Gouvernement des tribunaux

La charte de la laïcité entraîne son lot de « conséquences pour la collectivité » comme l’interdiction du port des signes religieux ostensibles pour les employés de l’État, admet Mme L’Heureux-Dubé. « Elle n’en est pas moins légitime », soutient-elle vigoureusement.

Dénonçant les « diktats de la religion », Mme L’Heureux-Dubé tentera de dissuader les élus d’opposition de se rallier à la position défendue par le Barreau du Québec et la Commission des droits de la personne. À ses yeux, ces deux organismes proposent à l’État de confier un « choix de société » au « gouvernement des tribunaux ». « Le rôle des tribunaux n’est pas de gouverner ni d’entraver les choix démocratiques que se donne une société, mais plutôt de réprimer les abus, s’il y en a, au regard des droits fondamentaux que protègent les chartes », affirme Mme L’Heureux-Dubé qui a siégé au plus haut tribunal du pays de 1987 à 2002.

L’ex-juge de la Cour suprême conteste l’idée reçue selon laquelle une éventuelle charte de la laïcité serait à coup sûr invalidée par les tribunaux. Les juges appelés à se pencher sur la « loi 60 » pourront difficilement faire fi du contexte social propre au Québec dans lequel a été adoptée la charte, estime-t-elle.

Dans un Québec marqué pendant des décennies par une « symbiose » entre l’Église et l’État, les femmes du Québec ont entrepris une « marche ardue vers l’égalité » balayées par le vent des « diktats de la religion », raconte Mme L’Heureux-Dubé.

Du coup, plusieurs femmes ressentent aujourd’hui un « malaise profond » par rapport à des « manifestations de coutumes venant d’ailleurs qui offusquent leur vision d’égalité qu’elles ont mis tant de temps et d’énergie à obtenir ».

Balises

La juge à la retraite privilégiera en commission parlementaire l’établissement de principes directeurs afin de baliser les accommodements religieux comme le propose le ministre des Institutions démocratiques, Bernard Drainville. « Le cas par cas facilite une mosaïque de décisions souvent contradictoires qui créent plus d’incertitude », indique-t-elle.

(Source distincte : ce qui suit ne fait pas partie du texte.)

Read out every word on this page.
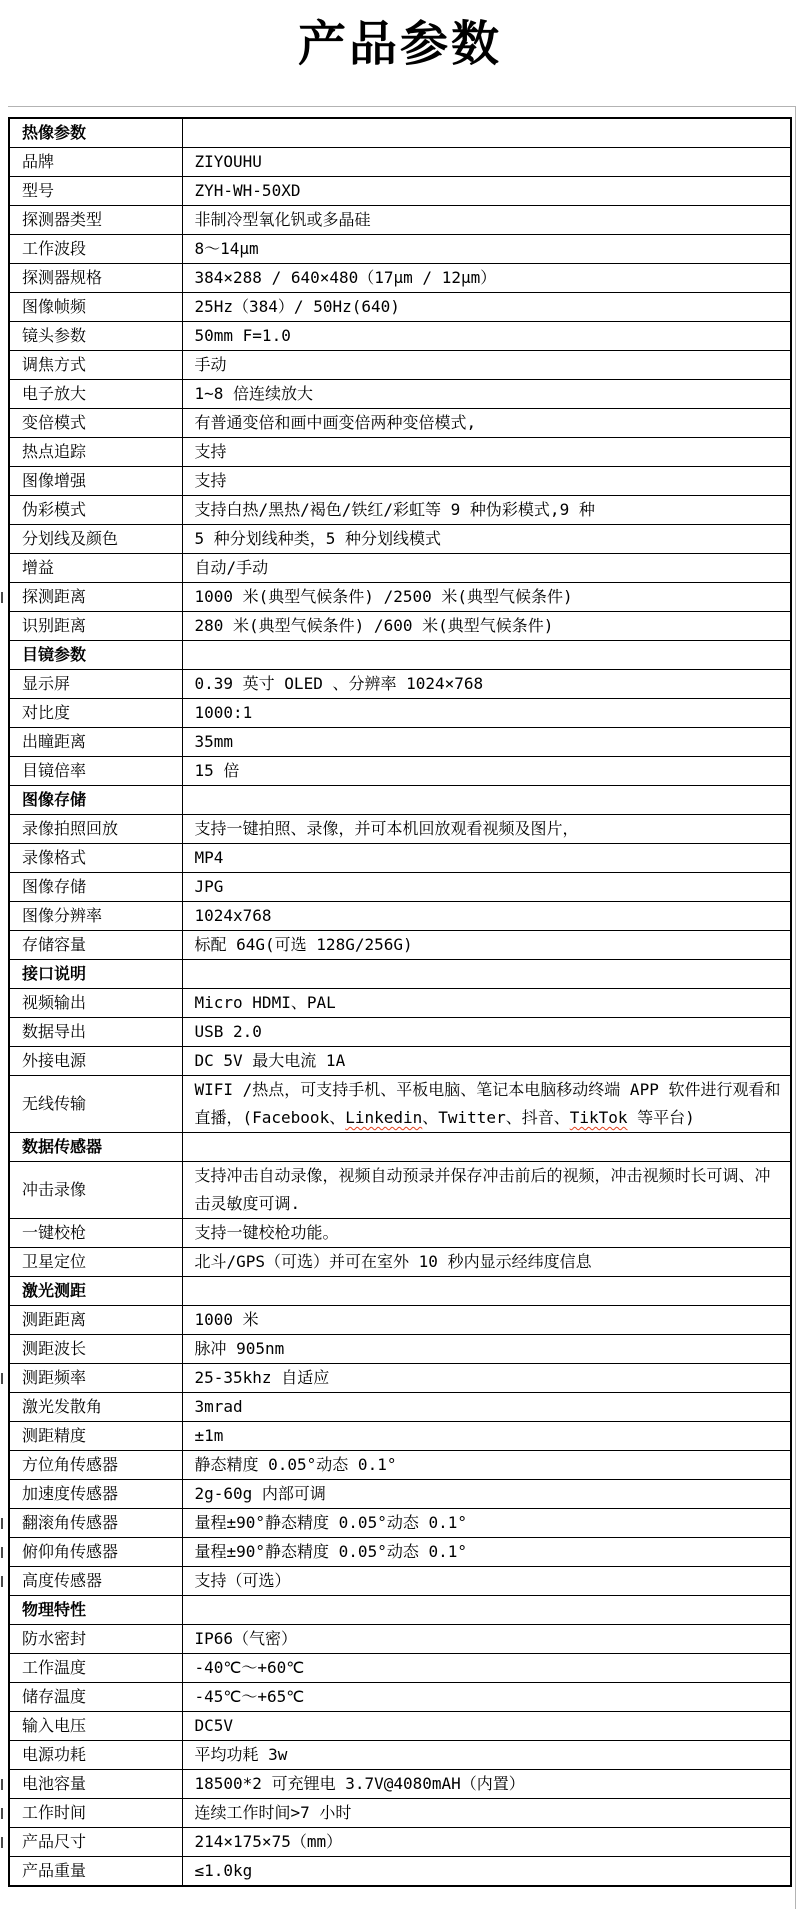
产品参数
热像参数	
品牌	ZIYOUHU
型号	ZYH-WH-50XD
探测器类型	非制冷型氧化钒或多晶硅
工作波段	8～14μm
探测器规格	384×288 / 640×480（17μm / 12μm）
图像帧频	25Hz（384）/ 50Hz(640)
镜头参数	50mm F=1.0
调焦方式	手动
电子放大	1~8 倍连续放大
变倍模式	有普通变倍和画中画变倍两种变倍模式,
热点追踪	支持
图像增强	支持
伪彩模式	支持白热/黑热/褐色/铁红/彩虹等 9 种伪彩模式,9 种
分划线及颜色	5 种分划线种类，5 种分划线模式
增益	自动/手动

探测距离	1000 米(典型气候条件) /2500 米(典型气候条件)
识别距离	280 米(典型气候条件) /600 米(典型气候条件)
目镜参数	
显示屏	0.39 英寸 OLED 、分辨率 1024×768
对比度	1000:1
出瞳距离	35mm
目镜倍率	15 倍
图像存储	
录像拍照回放	支持一键拍照、录像，并可本机回放观看视频及图片，
录像格式	MP4
图像存储	JPG
图像分辨率	1024x768
存储容量	标配 64G(可选 128G/256G)
接口说明	
视频输出	Micro HDMI、PAL
数据导出	USB 2.0
外接电源	DC 5V 最大电流 1A
无线传输	WIFI /热点，可支持手机、平板电脑、笔记本电脑移动终端 APP 软件进行观看和直播，(Facebook、Linkedin、Twitter、抖音、TikTok 等平台)
数据传感器	
冲击录像	支持冲击自动录像，视频自动预录并保存冲击前后的视频，冲击视频时长可调、冲击灵敏度可调.
一键校枪	支持一键校枪功能。
卫星定位	北斗/GPS（可选）并可在室外 10 秒内显示经纬度信息
激光测距	
测距距离	1000 米
测距波长	脉冲 905nm

测距频率	25-35khz 自适应
激光发散角	3mrad
测距精度	±1m
方位角传感器	静态精度 0.05°动态 0.1°
加速度传感器	2g-60g 内部可调

翻滚角传感器	量程±90°静态精度 0.05°动态 0.1°

俯仰角传感器	量程±90°静态精度 0.05°动态 0.1°

高度传感器	支持（可选）
物理特性	
防水密封	IP66（气密）
工作温度	-40℃～+60℃
储存温度	-45℃～+65℃
输入电压	DC5V
电源功耗	平均功耗 3w

电池容量	18500*2 可充锂电 3.7V@4080mAH（内置）

工作时间	连续工作时间>7 小时

产品尺寸	214×175×75（mm）
产品重量	≤1.0kg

Elle prendra ainsi clairement le contre-pied du président de la Commission des droits de la personne, Jacques Frémont, sur cette question. « i[Le mémoire [de la Commission] pèse des œufs de mouche avec des balances de toiles d’araignée]i », déplore-t-elle.

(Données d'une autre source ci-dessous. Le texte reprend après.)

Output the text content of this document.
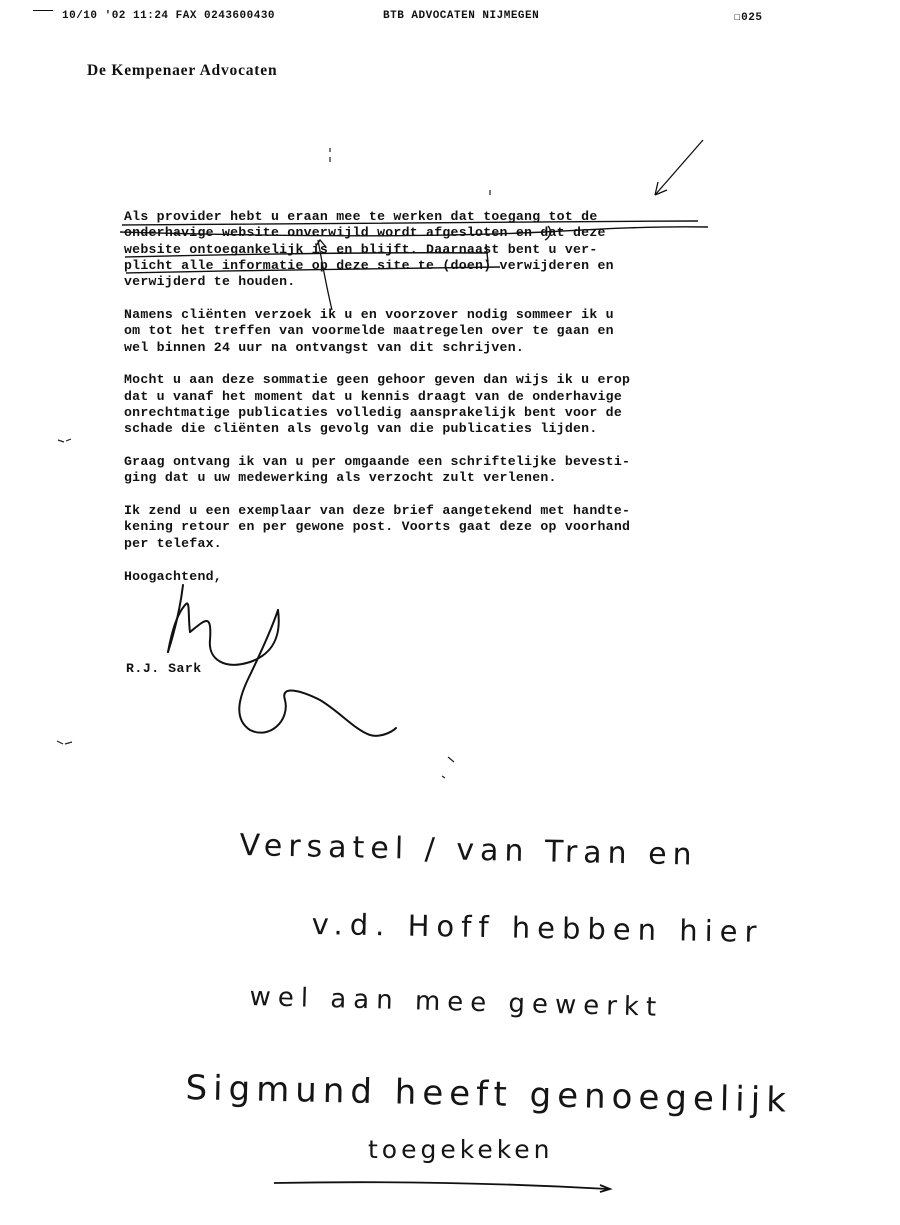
10/10 '02 11:24 FAX 0243600430	BTB ADVOCATEN NIJMEGEN	☐025
De Kempenaer Advocaten

Als provider hebt u eraan mee te werken dat toegang tot de
onderhavige website onverwijld wordt afgesloten en dat deze
website ontoegankelijk is en blijft. Daarnaast bent u ver-
plicht alle informatie op deze site te (doen) verwijderen en
verwijderd te houden.

Namens cliënten verzoek ik u en voorzover nodig sommeer ik u
om tot het treffen van voormelde maatregelen over te gaan en
wel binnen 24 uur na ontvangst van dit schrijven.

Mocht u aan deze sommatie geen gehoor geven dan wijs ik u erop
dat u vanaf het moment dat u kennis draagt van de onderhavige
onrechtmatige publicaties volledig aansprakelijk bent voor de
schade die cliënten als gevolg van die publicaties lijden.

Graag ontvang ik van u per omgaande een schriftelijke bevesti-
ging dat u uw medewerking als verzocht zult verlenen.

Ik zend u een exemplaar van deze brief aangetekend met handte-
kening retour en per gewone post. Voorts gaat deze op voorhand
per telefax.

Hoogachtend,

R.J. Sark
Versatel / van Tran en
v.d. Hoff hebben hier
wel aan mee gewerkt
Sigmund heeft genoegelijk
toegekeken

Claire L’Heureux-Dubé n’est guère plus tendre à l’égard du mémoire du Barreau du Québec. « Le mémoire est décevant par son négativisme. »

Elle s’explique mal l’observation de la bâtonnière du Québec, Johanne Brodeur, selon laquelle le projet de loi 60 ne s’appuie sur « aucune donnée réelle ». Les coprésidents de la Commission de consultation sur les pratiques d’accommodement reliées aux différences culturelles, Gérard Bouchard et Charles Taylor « ont entendu les représentations des citoyens, ont fait des études… » « Et, ils en sont venus à la conclusion qu’il y avait lieu pour le Québec de se doter d’une loi sur la laïcité. Ils ont eux-mêmes recommandé une limite au port des signes religieux pour certains employés de l’État », rappelle-t-elle.

Par ailleurs, la magistrate à la retraite juge curieux que le Barreau du Québec n’ait pas consulté ses membres avant d’y aller d’une « charge à fond » de train contre le projet de loi 60 du gouvernement Marois.

La membre de l’Ordre du Canada profitera de son passage à l’Assemblée nationale pour partager son « admiration » pour le « courage » de la députée Fatima Houda-Pepin, exclue du caucus libéral il y a près de deux semaines pour avoir refusé de se rallier à l’approche légaliste de son chef Philippe Couillard dans le débat sur la charte.

Mme L’Heureux-Dubé, qui a enregistré un nombre record de dissidences à la Cour suprême, se plaît à le rappeler : « les dissidences sont très souvent la voix du futur ». « À preuve, mes dissidences nombreuses qui sont pour un très grand nombre aujourd’hui devenues la loi », fait-elle fait remarquer.